Rica spends the longest hours reading the most boring novels just to get the exemption privileges that our English Literature professor gives us. When all of us have given up hope on solving a Calculus problem for additional merits, Rica will waste precious neurons and hours until she could solve them. She even grabbed the tedious job of checking the class attendance for our Psychology class just so she could get extra credits for the course. Weird huh? But what makes it stranger is the fact that she doesn’t even like any of these courses. I know this because she writes about it in her blog. Rica’s other penchant is active participation in school organizations. She is the president of the school chapter of an organization that promotes the rights of animals, a member of the IT club and is also one of the lead actresses of the theatre group. The only school organization that Rica isn’t a member of is the male honor students fraternity. In the event that they start accepting female applicants, she will probably be the first one to whip it. But Rica doesn’t even like dogs so why is she the president of an organization that deals with animals, many of which are dogs? She hates IT and wrote essays on its disadvantages for the school publication so why is she in the IT club? She loves acting but despises many of the members of the theatre group so why can’t she just find another venue for her talent? I can only think of one answer to all my questions. They are all magnets for popularity. The animal club has been featured in local television for the work that it has done, IT members are esteemed by the student body and the theatre group is famous for its modern versions of classic plays. I assume that Rica’s frenzy for good grades is matched by a strong desire for popularity, hence the memberships.
Grades and acquiring popularity are two sources of extrinsic motivation. Extrinsic motivation is motivation that is rooted in an external stimulus, something that is in the individual’s environment. Extrinsic motivation provides the individual satisfaction in performing a task that even if the individual doesn’t really like doing it, he or she continues to accomplish the work because of his or her anticipated reward.
Extrinsic motivation has been the fuel of many of man’s activities – from education to the workplace. The various types of extrinsic motivation ranging from the more common ones such as money, fame and recognition, awards and prizes, status and privileges to the extreme ones like bribery, threats and punishments have been utilized by man of all ages and sizes, and in different circumstances.
Is extrinsic motivation effective? I wonder. Here are a few points on the matter that we should consider:
• Extrinsic motivation does induce an individual to perform a certain task even if there is no interest in it. But it doesn’t mean that the person does not get pleasure from working or completing the task. It’s just that the external reward lengthens the duration of the anticipated reward even if interest is long gone.
• It paves the way for the individual to set goals. By setting their eyes on the prize, the individual will consort to playing by the rules and even develop a huge amount of persistence towards getting that reward.
• Extrinsic motivators can release stress. The lack of extrinsic motivation cannot distract a person from the pressure that he gets from his job.
• Extrinsic motivation is not sustainable. Eliminate the reward and you eliminate the action. Withdraw the punishment or reward, sayonara motivation!

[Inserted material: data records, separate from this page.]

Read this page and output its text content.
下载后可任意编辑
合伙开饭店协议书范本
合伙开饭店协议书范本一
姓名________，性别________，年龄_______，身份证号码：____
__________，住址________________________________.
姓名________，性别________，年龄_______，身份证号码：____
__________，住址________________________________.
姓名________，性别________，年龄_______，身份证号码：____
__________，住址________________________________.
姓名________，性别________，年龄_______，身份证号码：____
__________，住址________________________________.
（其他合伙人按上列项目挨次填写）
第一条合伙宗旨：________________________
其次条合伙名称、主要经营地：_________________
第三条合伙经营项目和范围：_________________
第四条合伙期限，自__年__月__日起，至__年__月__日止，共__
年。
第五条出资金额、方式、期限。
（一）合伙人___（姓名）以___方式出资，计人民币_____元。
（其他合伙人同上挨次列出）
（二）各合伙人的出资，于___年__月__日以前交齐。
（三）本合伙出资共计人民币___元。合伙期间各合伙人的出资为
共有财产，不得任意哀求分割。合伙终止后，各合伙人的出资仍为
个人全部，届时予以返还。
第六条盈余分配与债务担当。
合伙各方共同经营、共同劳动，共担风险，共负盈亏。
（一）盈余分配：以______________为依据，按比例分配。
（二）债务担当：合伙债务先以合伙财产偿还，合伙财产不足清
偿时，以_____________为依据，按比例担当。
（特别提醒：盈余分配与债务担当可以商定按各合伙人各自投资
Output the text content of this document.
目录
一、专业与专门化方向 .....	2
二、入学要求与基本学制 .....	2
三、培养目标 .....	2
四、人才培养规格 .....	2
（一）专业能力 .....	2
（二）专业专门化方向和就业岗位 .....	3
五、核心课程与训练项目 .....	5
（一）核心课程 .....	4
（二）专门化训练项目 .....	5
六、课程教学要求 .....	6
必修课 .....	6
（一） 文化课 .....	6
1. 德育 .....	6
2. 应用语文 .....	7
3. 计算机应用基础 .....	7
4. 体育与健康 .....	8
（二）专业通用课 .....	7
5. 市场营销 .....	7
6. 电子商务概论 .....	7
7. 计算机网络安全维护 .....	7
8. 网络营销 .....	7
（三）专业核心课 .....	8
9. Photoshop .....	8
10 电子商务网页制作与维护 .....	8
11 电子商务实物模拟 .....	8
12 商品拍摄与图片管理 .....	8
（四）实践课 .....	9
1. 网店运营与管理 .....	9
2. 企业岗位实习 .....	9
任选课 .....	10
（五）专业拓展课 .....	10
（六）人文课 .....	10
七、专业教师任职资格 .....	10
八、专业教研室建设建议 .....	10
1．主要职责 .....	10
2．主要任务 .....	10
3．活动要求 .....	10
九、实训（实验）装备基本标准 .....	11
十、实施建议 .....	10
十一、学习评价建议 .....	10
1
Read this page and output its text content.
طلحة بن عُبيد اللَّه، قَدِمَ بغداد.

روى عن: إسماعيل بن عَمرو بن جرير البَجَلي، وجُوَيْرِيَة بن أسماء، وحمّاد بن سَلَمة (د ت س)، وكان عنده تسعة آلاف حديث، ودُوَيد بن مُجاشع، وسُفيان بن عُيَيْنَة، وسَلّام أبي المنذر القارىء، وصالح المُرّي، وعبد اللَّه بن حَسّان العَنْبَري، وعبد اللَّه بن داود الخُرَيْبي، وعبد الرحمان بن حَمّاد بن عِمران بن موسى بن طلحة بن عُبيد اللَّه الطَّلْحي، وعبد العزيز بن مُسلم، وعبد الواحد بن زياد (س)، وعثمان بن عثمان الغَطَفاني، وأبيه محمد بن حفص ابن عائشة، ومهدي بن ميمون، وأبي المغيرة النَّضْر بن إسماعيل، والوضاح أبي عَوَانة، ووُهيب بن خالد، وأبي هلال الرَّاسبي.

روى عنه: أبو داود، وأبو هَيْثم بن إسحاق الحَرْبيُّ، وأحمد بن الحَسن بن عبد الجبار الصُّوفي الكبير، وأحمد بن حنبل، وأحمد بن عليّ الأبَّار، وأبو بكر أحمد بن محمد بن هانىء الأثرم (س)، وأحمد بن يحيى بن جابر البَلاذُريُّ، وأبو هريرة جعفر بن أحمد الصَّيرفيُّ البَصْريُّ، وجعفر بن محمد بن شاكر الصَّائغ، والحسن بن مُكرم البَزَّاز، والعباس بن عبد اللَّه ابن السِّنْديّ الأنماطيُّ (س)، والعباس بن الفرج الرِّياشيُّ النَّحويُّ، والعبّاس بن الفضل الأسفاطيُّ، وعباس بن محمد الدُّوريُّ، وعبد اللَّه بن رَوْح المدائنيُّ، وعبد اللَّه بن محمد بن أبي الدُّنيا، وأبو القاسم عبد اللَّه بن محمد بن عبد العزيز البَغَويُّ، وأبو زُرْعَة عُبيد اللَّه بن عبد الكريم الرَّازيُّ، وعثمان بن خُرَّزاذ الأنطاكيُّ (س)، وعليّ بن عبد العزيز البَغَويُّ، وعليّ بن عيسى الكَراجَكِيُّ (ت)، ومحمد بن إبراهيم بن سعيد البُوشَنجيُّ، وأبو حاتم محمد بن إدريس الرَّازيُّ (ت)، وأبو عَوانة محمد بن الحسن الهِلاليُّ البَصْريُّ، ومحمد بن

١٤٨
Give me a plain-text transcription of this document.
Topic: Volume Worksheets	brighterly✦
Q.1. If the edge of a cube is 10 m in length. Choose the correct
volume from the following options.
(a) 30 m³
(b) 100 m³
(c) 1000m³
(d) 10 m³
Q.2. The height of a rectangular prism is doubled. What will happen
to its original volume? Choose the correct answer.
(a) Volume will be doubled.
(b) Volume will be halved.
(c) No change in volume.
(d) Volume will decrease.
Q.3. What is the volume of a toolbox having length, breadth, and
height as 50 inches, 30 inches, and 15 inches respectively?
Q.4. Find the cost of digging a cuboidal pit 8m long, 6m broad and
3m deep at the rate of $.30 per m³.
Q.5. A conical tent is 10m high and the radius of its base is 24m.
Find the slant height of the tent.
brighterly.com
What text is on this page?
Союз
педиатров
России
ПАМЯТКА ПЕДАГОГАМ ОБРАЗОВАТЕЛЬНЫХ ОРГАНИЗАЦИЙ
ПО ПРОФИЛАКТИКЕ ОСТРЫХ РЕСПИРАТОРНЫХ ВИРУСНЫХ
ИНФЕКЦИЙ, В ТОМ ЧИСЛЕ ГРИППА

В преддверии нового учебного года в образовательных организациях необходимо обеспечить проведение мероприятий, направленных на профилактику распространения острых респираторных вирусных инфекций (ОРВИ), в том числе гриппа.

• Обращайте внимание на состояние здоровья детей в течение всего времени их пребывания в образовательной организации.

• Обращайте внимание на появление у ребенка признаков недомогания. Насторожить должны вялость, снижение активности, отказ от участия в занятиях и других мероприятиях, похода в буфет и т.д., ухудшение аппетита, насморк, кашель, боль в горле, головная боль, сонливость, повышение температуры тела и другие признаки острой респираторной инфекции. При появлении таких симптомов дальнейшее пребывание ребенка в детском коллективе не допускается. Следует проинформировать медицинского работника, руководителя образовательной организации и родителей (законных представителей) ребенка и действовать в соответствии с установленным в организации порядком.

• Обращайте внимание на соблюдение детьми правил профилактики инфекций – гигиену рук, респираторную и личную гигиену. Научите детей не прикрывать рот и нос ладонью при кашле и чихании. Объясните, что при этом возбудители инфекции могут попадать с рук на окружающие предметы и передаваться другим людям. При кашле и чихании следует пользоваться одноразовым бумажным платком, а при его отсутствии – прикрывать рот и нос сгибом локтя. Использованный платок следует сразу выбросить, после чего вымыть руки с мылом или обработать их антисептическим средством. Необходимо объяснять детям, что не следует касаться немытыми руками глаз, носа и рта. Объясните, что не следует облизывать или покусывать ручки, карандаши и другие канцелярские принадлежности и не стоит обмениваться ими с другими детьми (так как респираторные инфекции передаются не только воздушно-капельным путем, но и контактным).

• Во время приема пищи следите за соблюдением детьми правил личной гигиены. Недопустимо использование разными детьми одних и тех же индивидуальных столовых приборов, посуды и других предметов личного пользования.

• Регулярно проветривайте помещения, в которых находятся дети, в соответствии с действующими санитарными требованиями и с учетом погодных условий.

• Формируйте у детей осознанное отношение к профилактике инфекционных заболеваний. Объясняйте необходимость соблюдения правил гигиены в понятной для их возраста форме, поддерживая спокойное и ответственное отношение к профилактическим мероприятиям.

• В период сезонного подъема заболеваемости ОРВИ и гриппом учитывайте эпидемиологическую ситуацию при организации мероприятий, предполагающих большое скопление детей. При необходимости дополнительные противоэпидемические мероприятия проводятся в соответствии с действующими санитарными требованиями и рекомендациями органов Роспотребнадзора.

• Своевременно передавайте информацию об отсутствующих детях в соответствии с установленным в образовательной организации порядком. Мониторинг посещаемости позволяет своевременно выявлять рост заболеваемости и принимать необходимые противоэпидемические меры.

• It gives diminishing returns. Motivation slowly vanishes when the punishment or reward stay at equivalent levels. More motivation means bigger rewards.
• Extrinsic motivation highlights overjustification and hurts intrinsic motivation. When you punish or reward people for doing something, their desire to do it on their own evaporates. If at first a person loves doing a task but then his love is punished or rewarded, then the original love will vanish and the person will be doing it for sheer reward or to avoid punishment (overjustification). If the reason for engaging in a certain activity is a reward or accolade, then the activity will become less enjoyable without such accompaniment.
• Extrinsic motivators are limited but we can’t really place them out of the picture. We can’t ignore the fact that extrinsic motivators keep us moving when the going is tough. They give us perseverance when we’ve lost interest or drive for the task at hand.
After considering all the points above, is extrinsic motivation effective? It is when it is kept in check. If we lean too much on rewards then we end up doing mediocre work – just enough to meet our needs. On the other hand, if we are denied of the external side of things like money then we will live the life of a drifter – stressed and constantly changing work. What are your thoughts on the matter?